New Zealand is suffering from critical skills shortages. Change needs to happen, and happen quickly. To help politicians advance this goal, every Member of Parliament has been sent a set of valuable documents that articulate how to tackle this urgent need.

The package of 20 ServiceIQ documents include Regional Roadmaps for the service sectors in each of the country’s regions and an over-arching service sectors Workforce Development Plan, as well as national Māori, Pasifika and LLN (Literacy, Language and Numeracy) Action Plans.

Dean Minchington, ServiceIQ CEO, said that ServiceIQ is calling on all politicians, in both central and local government along with regional development agencies to work together and get behind actions defined by industry to change things for the better.

“Without scaremongering, there’s a very real crisis around the corner. It puts our successful service sectors at risk, and unless things change soon, New Zealand will be worse for it,” said Minchington. “The service sector is crucial to the New Zealand economy, as it employs 25 percent of all workers in New Zealand and contributes almost $40 billion annually to GDP.

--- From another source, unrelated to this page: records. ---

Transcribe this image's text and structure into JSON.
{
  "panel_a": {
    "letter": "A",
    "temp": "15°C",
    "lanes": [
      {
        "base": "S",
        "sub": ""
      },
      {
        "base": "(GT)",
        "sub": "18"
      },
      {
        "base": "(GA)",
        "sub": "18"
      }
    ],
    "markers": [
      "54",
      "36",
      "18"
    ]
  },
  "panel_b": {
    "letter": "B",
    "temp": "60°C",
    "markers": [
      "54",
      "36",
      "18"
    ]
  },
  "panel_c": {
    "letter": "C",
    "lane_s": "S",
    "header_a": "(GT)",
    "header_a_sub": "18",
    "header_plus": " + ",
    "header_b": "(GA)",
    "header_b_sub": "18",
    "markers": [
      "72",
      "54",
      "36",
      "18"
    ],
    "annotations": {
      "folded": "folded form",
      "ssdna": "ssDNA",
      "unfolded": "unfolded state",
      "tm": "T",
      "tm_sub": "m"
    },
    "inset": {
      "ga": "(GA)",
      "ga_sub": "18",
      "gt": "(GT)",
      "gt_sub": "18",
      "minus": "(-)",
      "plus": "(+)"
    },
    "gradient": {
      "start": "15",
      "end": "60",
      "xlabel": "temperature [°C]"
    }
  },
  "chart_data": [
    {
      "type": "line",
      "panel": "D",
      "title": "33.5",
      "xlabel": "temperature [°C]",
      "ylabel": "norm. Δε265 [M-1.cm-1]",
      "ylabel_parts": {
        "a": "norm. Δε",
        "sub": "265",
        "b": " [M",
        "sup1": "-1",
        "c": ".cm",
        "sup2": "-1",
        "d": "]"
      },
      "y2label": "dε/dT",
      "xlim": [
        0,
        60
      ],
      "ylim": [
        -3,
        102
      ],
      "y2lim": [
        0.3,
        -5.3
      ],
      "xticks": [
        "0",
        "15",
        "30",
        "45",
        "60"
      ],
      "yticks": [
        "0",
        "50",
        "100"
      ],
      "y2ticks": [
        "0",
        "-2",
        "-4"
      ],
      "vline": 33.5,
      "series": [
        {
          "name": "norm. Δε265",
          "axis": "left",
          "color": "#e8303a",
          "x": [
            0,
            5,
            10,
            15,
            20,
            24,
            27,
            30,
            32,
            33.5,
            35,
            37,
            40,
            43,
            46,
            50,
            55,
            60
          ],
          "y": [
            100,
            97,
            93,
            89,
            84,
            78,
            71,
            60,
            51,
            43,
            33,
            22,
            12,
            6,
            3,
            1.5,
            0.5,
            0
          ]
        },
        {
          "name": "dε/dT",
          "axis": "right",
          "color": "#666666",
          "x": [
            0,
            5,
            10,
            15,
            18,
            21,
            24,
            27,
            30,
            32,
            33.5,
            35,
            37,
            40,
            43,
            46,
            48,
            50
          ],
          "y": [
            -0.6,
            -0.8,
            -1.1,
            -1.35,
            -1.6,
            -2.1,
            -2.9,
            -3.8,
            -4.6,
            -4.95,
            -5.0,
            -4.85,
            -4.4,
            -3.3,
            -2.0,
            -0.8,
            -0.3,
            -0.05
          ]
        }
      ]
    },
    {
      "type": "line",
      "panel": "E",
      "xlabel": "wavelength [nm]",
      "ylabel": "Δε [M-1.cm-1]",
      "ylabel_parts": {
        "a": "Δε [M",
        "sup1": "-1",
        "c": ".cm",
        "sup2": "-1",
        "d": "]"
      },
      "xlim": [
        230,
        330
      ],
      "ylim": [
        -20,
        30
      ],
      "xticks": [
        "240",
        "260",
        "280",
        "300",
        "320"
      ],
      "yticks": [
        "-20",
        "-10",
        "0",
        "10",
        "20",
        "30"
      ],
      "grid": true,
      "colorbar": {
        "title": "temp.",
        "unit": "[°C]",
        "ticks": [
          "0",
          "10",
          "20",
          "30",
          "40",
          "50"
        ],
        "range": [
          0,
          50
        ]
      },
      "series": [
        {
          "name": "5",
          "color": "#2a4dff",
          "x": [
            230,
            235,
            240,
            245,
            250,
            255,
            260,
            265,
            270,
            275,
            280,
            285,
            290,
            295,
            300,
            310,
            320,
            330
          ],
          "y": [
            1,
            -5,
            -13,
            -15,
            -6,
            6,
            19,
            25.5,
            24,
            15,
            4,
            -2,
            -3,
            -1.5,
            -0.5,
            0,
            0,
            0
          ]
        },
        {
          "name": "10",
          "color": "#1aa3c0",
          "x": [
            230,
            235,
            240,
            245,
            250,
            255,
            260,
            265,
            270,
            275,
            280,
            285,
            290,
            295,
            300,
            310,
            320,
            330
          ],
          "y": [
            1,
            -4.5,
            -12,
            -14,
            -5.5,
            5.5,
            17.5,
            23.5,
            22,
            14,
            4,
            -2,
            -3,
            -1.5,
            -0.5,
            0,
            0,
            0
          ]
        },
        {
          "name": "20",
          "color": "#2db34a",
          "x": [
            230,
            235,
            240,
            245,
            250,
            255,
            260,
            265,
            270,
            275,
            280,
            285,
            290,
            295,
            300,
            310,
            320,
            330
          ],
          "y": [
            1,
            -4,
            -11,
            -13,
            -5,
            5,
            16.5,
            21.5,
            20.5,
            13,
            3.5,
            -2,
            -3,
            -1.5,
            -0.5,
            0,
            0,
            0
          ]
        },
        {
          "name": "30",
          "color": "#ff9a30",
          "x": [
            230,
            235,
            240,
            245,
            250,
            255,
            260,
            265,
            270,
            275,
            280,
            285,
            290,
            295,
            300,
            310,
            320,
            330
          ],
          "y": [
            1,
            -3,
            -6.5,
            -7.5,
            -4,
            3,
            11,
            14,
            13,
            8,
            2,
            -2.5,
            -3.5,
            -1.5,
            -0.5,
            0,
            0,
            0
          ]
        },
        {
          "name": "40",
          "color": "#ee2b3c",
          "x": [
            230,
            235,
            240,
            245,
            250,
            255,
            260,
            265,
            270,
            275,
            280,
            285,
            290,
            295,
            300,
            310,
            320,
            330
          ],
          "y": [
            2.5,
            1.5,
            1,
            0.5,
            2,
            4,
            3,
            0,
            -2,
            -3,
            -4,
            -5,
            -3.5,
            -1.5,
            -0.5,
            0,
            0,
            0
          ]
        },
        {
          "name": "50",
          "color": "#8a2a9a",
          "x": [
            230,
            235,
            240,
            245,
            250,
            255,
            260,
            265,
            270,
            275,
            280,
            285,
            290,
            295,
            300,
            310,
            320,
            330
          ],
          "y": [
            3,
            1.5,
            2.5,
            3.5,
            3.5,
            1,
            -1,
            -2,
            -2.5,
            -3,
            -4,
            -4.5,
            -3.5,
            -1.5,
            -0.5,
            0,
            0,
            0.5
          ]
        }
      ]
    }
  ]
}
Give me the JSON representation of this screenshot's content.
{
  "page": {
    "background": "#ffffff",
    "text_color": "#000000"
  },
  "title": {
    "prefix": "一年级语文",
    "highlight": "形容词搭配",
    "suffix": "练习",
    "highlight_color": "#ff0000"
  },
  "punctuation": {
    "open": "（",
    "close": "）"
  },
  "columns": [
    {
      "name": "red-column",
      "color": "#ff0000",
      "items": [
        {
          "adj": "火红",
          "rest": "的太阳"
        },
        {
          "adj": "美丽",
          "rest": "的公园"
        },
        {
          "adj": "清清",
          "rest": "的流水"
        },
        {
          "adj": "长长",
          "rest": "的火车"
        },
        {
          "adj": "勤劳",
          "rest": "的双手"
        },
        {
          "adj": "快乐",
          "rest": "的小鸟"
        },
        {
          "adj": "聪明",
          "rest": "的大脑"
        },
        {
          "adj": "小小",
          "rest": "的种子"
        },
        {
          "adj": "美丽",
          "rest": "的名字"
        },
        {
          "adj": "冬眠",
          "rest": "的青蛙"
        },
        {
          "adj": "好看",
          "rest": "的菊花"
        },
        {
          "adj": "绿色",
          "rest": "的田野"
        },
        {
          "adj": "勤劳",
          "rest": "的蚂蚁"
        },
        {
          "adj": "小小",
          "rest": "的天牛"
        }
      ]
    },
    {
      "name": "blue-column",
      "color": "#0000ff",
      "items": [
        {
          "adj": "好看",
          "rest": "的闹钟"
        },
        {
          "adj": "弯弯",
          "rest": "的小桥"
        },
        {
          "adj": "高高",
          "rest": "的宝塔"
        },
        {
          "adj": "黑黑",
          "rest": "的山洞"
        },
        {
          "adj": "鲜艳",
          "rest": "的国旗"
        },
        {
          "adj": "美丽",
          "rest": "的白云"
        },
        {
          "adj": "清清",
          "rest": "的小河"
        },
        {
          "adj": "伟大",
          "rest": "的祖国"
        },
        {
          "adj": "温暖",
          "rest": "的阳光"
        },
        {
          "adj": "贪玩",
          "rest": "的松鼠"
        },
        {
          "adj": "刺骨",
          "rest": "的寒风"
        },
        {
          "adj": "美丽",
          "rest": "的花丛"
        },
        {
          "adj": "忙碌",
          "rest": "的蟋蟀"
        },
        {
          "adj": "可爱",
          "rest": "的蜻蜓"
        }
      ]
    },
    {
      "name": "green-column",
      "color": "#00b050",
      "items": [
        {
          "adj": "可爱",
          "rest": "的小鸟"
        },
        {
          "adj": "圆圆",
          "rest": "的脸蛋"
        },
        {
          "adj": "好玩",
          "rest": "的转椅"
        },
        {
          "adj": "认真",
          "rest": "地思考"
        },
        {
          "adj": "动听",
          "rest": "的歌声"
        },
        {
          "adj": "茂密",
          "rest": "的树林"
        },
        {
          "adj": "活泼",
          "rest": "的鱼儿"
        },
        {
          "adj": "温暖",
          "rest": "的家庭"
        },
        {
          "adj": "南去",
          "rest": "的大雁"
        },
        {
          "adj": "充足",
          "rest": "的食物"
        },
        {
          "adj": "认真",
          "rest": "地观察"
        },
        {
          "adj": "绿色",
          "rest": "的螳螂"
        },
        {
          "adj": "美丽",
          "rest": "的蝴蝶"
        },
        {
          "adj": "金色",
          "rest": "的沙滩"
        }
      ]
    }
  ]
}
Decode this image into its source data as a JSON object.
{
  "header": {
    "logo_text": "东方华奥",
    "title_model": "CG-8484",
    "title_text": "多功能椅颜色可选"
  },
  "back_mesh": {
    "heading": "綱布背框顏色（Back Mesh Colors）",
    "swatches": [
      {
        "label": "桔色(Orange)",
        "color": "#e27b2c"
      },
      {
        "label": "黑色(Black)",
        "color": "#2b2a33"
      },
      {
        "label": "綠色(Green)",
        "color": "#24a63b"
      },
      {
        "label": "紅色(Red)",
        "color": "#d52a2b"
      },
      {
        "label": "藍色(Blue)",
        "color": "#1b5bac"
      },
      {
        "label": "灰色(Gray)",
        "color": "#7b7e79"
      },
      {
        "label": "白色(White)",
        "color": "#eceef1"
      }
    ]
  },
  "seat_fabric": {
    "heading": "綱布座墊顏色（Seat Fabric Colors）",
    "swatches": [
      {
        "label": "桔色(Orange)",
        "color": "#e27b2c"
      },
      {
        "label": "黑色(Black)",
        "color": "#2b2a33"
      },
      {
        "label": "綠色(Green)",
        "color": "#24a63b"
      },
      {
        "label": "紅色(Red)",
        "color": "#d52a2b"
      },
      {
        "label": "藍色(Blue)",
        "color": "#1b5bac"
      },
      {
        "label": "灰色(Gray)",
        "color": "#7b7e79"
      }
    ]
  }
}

“Action is needed to fill, and upskill for, around 200,000 jobs that will be opening over the next two to three years. This is more than an industry being a victim of its own success. Employment is booming, and declining polytechnic rolls suggest education is moving into the workplace even more than ever. In fact, if we approach this together and take ownership to find a solution, it could be an opportunity not just for the education industry but for the country.”

The Regional Roadmaps and Development Plans have defined actions that will help businesses overcome challenges that include attracting and retaining staff; transitioning capable young people from school into work and on-job training; increasing productivity through core skills development; and improving business and management capability.

“We look forward to working with local and national government politicians and officials to help them solve the problems that they’re grappling with, and helping every New Zealander who wants a career in one of our service sectors to achieve that goal through on-job upskilling.”